How To Get Text from an Image Only PDF File Using Linux
This article is for technically savvy people, and especially for those who use Linux on their Desktop or Laptop PC as I do.
I wanted to post a 19th-century book, The Black Pope, but the text from the PDF file I downloaded is not extractable using copy and paste. I knew I needed to use OCR software to get the text. On your PC you need pdftoppm and tesseract installed. pdftoppm was already installed on my laptop by default. I just needed to install tesseract which is OCR software. I use Fedora Linux, but this proceedure will work in any distribution of Linux.
First I made a folder for Black_Pope.pdf and moved to file into the folder. Then I opened Terminal inside the folder.
These are the commands I used in Terminal to get the ASCII text.

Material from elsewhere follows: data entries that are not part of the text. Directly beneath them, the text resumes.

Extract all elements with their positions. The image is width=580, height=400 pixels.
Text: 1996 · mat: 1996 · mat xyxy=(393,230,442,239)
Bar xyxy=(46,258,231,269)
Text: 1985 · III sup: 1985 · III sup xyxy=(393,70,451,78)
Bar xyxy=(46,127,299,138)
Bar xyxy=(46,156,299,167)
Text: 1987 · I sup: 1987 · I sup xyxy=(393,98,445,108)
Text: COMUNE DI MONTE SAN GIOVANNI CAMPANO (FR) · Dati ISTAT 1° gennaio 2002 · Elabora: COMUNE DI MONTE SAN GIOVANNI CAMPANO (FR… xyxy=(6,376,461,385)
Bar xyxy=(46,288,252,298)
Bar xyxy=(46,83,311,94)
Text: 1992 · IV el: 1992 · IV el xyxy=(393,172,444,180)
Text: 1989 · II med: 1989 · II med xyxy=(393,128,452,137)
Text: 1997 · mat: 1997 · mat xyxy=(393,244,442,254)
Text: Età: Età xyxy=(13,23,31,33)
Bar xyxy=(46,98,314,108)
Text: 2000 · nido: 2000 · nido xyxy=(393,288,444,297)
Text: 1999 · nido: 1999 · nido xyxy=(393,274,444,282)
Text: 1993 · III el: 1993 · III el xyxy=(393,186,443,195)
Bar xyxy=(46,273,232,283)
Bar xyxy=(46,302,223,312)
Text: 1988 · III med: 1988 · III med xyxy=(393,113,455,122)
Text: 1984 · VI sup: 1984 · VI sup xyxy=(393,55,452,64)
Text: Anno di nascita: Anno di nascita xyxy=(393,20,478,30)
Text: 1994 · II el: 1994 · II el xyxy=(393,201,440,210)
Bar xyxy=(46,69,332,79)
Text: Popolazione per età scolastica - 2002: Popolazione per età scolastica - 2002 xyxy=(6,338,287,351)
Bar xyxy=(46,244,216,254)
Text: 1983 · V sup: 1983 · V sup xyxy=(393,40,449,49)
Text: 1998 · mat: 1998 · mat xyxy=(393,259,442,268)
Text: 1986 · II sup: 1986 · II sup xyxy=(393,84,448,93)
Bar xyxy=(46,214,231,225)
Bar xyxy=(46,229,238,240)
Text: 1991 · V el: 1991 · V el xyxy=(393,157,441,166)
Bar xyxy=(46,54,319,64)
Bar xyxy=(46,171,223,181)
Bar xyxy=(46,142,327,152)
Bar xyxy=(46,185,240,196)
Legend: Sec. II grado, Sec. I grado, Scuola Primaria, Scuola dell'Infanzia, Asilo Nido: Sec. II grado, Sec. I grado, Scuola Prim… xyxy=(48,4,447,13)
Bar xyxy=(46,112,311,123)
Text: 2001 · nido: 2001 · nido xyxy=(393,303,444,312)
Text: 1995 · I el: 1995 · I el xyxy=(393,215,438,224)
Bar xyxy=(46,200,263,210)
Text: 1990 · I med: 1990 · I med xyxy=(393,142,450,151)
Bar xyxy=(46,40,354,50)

pdftoppm -png Black_Pope.pdf black-pope
(This made PNG files of each page of the PDF. There were 404 in all.)
for i in black-pope-???.png; do tesseract "$i" "text-$i" -l eng; done;
(This command scans each of the PNG files and creates .txt files of each of them.
cat text-black-pope* > black-pope-complete.txt
(This combined all of the 404 text files into a single file.)
It only took a few minutes! The PC did all the work. Just think how long it would have taken me if I scanned each one of those PNG files one by one, and combined them all one by one. Probably an hour or more.
I wound up with a single file to proofread. After I proofread a section, I removed all the extra line returns with an online tool: Remove line breaks with paragraph restoration before I copied the text into the WordPress post.